The Cummins ISX also uses diesel exhaust fluid (DEF) in models built after it became an EPA requirement. The DEF system injects urea to reduce diesel emissions. The ISX is required to have inhibitors in place to compensate for certain failures of the DEF system. When the DEF tank is low or empty, the engine reduces power by twenty-five percent. Power cuts and driver warnings are also used when the DEF system has been tampered with or is not functioning properly. Cummins has corrected several malfunctions and conducted several million miles of on-road customer-based research to make the ISX's DEF system as functional as possible.

== Technology ==
In early ISX engines an anti backlash gear train is used. The anti backlash gears allow the engine to operate with minimal gear rattle. Cummins uses a gear train in the front of the engine which is inherently noisy. The anti backlash gearing makes the engine less noisy due to the reduced rattle while in operation. The anti backlash gear train comes at a cost of efficiency. The Cummins ISX 15 model equipped with anti backlash gearing suffers a friction loss. The gears must overcome more friction throughout their moving range than a standard gear. A standard gear in a Cummins ISX 15 needs to overcome 0.75 Newton meters of torque, while the anti backlash gearing needs to overcome approximately 5 Newton meters of torque.

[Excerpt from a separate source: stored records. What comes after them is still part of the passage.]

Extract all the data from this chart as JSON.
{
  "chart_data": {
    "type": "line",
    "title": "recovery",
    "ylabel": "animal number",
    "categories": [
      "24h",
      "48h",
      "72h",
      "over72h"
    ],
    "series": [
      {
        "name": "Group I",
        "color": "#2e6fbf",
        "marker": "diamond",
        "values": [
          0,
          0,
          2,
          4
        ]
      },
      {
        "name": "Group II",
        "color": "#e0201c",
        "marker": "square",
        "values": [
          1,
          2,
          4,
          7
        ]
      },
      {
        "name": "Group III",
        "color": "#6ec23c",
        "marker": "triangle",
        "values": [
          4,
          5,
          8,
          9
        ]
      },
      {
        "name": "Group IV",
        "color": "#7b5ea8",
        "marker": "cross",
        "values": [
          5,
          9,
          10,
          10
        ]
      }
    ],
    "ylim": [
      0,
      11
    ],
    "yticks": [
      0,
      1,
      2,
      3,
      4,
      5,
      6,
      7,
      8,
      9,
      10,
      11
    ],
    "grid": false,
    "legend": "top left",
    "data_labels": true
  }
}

== Cummins Signature Series ==
Starting in 1998 the Cummins Signature was released to the Australian market to replace the out going N14. The Signature was produced up until 2003, In 2003 the highly popular Oceania exclusive was released this being the Gen 2 Cummins Signature. It built upon and improved on the original Cummins Signature. 2008 saw the third Signature revision this was the Signature EGR which utilized the same technology as the ISX EGR range. 2012 brought along the Gen 2 EGR line.